Sunday, February 18, 2018

From Mark 1
A voice came from the heavens, "You are my beloved son; with you I am well pleased." At once the Spirit drove Jesus out into the desert.

Ignatian contemplation invites me to spend time with Jesus in the desert. When I "compose the place," my feet suddenly fit into Jesus' footprints and I follow him away from the glory of his baptism into solitude.

The sky is blue, the air is dry and hot. But the sun is going down soon, and I know it will be cold out here tonight. Jesus does not carry any food with him; I guess we'll be fasting. He finds a water hole and drinks. Following him, so do I.

Jesus says nothing as his eyes find mine. I feel no need to leave, but we both realize this pilgrimage is not for us to share except in place. He will have his temptations, and I will have mine. He will have his revelations, and I will have mine.

Inside my sandals the sand between my toes squeaks, chalky, rough. In the oncoming dark I find a place to sleep not far from Jesus and curl up inside my clothes.

My Bible tells me this is a 40-day journey, but I'm not sure Jesus knows that yet. He listens for God and doesn't seem to care about how long this takes. When I awaken, skin chilled and craving the heat of the rising sun, there is Jesus kneeling, leaning up against a rock, hands and eyes lifted to the sky. He sighs, murmurs, cries out words I don't understand. Aramaic. His deep throaty voice catches me off guard; there has been so much silence. Surely he is praying.

Day after day we'll walk, mostly in circles I suppose. The sun comes up, the sun goes down, the hands on the clock go round and round. But I think it's different for Jesus; I'm the one with the watch, I'm the one that thinks I have places to go and promises to keep. Although I think that is changing inside me as I walk fifty yards behind Jesus, drinking the water he drinks and feeling the hunger he feels.

Desert creatures cry insistent against the endless sand. They scream over and over, but it's the silence between the sounds that rushes at my ears. Jesus walks, I follow. Of course there are bathroom breaks. Night comes. Again without food, we sleep.

Jesuit James Martin, who has written some wonderful books, talks about his experience with this kind of prayer: "Once you've met Jesus in a gospel scene, in your own imagination, nothing is the same.

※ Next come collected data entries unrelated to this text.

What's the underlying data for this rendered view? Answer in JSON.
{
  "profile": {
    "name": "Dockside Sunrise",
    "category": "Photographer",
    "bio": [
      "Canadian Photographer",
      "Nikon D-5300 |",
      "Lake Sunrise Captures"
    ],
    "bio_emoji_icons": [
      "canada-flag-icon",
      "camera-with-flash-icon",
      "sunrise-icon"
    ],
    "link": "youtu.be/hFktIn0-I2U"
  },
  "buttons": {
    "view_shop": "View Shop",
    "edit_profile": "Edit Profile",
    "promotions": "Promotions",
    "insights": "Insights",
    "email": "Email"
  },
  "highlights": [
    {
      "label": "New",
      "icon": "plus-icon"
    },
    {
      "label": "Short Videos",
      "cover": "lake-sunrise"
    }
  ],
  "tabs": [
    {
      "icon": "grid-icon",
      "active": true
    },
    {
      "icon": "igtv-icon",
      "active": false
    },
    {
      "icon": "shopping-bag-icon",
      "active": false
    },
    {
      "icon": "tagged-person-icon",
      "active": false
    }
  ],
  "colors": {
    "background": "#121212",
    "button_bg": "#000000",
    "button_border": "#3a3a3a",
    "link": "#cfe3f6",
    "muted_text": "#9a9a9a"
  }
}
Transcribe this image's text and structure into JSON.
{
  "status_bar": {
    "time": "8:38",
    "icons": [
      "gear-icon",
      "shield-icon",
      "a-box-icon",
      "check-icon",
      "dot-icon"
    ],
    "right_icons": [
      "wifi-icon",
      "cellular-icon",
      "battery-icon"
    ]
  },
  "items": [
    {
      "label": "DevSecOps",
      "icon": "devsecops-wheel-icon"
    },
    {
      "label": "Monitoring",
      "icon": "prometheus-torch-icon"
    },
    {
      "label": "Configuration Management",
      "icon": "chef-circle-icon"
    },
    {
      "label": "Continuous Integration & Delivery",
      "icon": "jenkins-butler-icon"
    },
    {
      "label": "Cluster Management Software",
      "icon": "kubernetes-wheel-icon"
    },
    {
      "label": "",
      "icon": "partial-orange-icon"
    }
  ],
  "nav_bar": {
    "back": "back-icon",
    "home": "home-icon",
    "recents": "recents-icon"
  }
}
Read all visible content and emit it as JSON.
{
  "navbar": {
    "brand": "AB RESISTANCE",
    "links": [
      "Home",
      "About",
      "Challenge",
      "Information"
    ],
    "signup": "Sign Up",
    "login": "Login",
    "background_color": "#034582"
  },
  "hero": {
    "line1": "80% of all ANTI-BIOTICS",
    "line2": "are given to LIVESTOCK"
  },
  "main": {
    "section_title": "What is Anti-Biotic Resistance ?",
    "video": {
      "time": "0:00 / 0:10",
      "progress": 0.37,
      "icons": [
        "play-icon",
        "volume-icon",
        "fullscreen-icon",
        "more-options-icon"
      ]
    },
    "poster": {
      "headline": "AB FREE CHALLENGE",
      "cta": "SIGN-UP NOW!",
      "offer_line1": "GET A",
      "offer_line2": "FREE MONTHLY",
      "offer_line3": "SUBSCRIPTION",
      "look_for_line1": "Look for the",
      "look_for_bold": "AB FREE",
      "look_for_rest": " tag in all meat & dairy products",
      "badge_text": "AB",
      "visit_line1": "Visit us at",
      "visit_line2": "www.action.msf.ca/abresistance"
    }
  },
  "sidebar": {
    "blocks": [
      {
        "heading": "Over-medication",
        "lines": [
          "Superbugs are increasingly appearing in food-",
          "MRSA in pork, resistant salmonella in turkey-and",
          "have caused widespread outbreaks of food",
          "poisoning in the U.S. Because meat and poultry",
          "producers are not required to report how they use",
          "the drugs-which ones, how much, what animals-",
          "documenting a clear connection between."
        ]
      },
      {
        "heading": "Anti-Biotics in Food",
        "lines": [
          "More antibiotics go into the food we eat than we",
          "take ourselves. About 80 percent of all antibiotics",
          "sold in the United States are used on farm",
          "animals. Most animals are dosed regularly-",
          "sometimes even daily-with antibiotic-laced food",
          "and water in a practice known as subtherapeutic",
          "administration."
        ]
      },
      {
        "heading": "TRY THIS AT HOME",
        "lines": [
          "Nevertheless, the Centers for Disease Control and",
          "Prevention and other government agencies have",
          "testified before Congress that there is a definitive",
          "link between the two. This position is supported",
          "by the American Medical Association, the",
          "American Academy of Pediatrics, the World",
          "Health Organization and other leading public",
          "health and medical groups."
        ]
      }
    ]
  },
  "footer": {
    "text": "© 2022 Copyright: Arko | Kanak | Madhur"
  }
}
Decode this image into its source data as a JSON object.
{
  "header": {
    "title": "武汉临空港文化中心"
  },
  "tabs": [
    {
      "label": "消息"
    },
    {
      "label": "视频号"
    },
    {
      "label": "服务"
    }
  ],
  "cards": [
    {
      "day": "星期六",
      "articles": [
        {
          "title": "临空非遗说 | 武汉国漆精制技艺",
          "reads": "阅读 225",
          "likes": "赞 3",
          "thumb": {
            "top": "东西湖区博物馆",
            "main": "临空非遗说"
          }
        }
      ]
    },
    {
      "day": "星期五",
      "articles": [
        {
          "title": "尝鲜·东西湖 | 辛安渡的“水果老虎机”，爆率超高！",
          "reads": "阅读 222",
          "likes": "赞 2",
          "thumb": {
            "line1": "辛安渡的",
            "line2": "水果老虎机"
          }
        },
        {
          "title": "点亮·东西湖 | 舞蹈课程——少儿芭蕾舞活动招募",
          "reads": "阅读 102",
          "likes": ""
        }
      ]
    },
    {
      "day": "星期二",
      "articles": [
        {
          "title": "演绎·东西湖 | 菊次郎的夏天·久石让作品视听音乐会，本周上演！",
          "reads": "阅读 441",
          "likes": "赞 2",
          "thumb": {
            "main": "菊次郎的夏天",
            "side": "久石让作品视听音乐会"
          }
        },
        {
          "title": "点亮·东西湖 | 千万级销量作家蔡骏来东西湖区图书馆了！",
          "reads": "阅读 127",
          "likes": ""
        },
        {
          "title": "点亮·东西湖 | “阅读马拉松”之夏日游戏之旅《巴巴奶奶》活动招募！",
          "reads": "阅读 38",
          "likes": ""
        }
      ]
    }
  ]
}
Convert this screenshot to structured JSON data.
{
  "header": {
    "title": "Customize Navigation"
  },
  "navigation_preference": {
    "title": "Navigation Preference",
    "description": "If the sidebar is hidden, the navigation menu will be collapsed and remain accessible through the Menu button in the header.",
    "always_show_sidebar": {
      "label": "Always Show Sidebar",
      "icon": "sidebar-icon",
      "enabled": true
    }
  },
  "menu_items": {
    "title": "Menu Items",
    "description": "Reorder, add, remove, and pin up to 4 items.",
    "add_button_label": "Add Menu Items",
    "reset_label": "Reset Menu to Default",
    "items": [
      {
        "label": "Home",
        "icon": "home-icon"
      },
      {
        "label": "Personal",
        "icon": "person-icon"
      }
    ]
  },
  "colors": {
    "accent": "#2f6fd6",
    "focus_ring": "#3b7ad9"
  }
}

Remember he's risen and alive and is present to us through the Spirit, who works through prayer, so you're truly encountering Christ. It's also something that completely changes your appreciation of that gospel passage."

Seek to be as vivid as possible when you compose the place. All your senses get to play. What do you see? What do you hear? What do your hands feel, and your feet, what do you taste and smell? There is dust, and dust, and dust. It gets in my nose, it gets in my mouth. When the blessed rain comes the flowers spring up bright red and green and yellow. Then we can smell the sky.

Prayer comes in the interplay of my senses and my mind's sense of the story's meaning, and how it grows inside me. And then, as Father Martin says, "I let God take me where God wants me to go."

Lead me into the desert, Lord, if that's where we're going today. And lead me beside still waters, if those waters are right for us just now. And lead me in the way everlasting. Please hold my hand while you show me something of all these ways, day by day by day.